While foreigners bought $23 billion of federal bonds in 2017, the highest in three years, they have been wary of provincial notes because of inadequate data on the health of their public finances. Global funds have used just 12% of the Rs34,800-crore limit allotted to the securities, according to data compiled by the National Securities Depository Ltd.
“The move is positive in that the differentiation could lead to spreads that better reflect the underlying fundamentals," Stuart Ritson, Singapore-based head of Asian rates and foreign exchange at Aviva Investors, said in an interview. “And, over time, this has the potential to lead to greater fiscal discipline."
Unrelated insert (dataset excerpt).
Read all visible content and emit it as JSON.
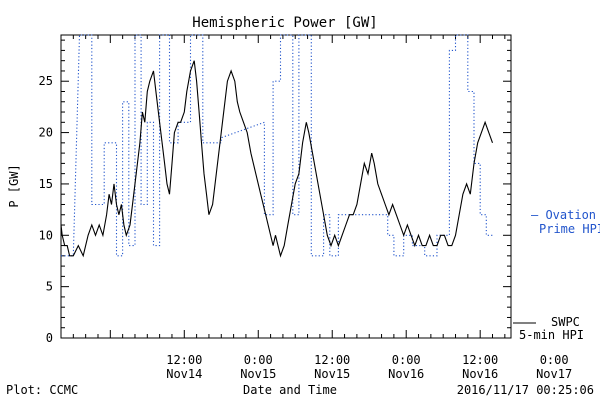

To nudge lenders to get their debt rated, the RBI set a lower margin requirement for rated state notes used as collateral for borrowing. Indian states have been large borrowers to fund farm loan waivers and pay for their staff, and the interest burden is set to push them to pile on more debt to plug budget deficits, according to HSBC Bank Plc.
They are due to sell up to Rs1.3 trillion of securities in the three months ending June, a 40% jump over the year-ago period. Several states were unable to sell debt at recent auctions as investors demanded higher yields.
The new valuation method, though, could be another pressure point for borrowers at a time when the benchmark yield is near a 3 1/2-year high. The reason: it dulls the appeal of state debt to investors seeking immediate trading profits and takes away from state-run lenders—the top holders of federal debt—an avenue to mask losses following a surge in yields.
“It has implications on demand for state bonds as it was a quick way to show treasury profits," said R. Sivakumar, head of fixed income at Axis Asset Management. “If the market was to fairly value such debt, we could see a reduction in demand."
Aviva and Aberdeen, both of whom have an exposure to local state debt, said they would adopt a wait-and-watch approach.
“Only when proper credit differentiation happens will it be more attractive for foreigners," said Lin Jing Leong, an investment manager at Aberdeen Standard Investments in Singapore.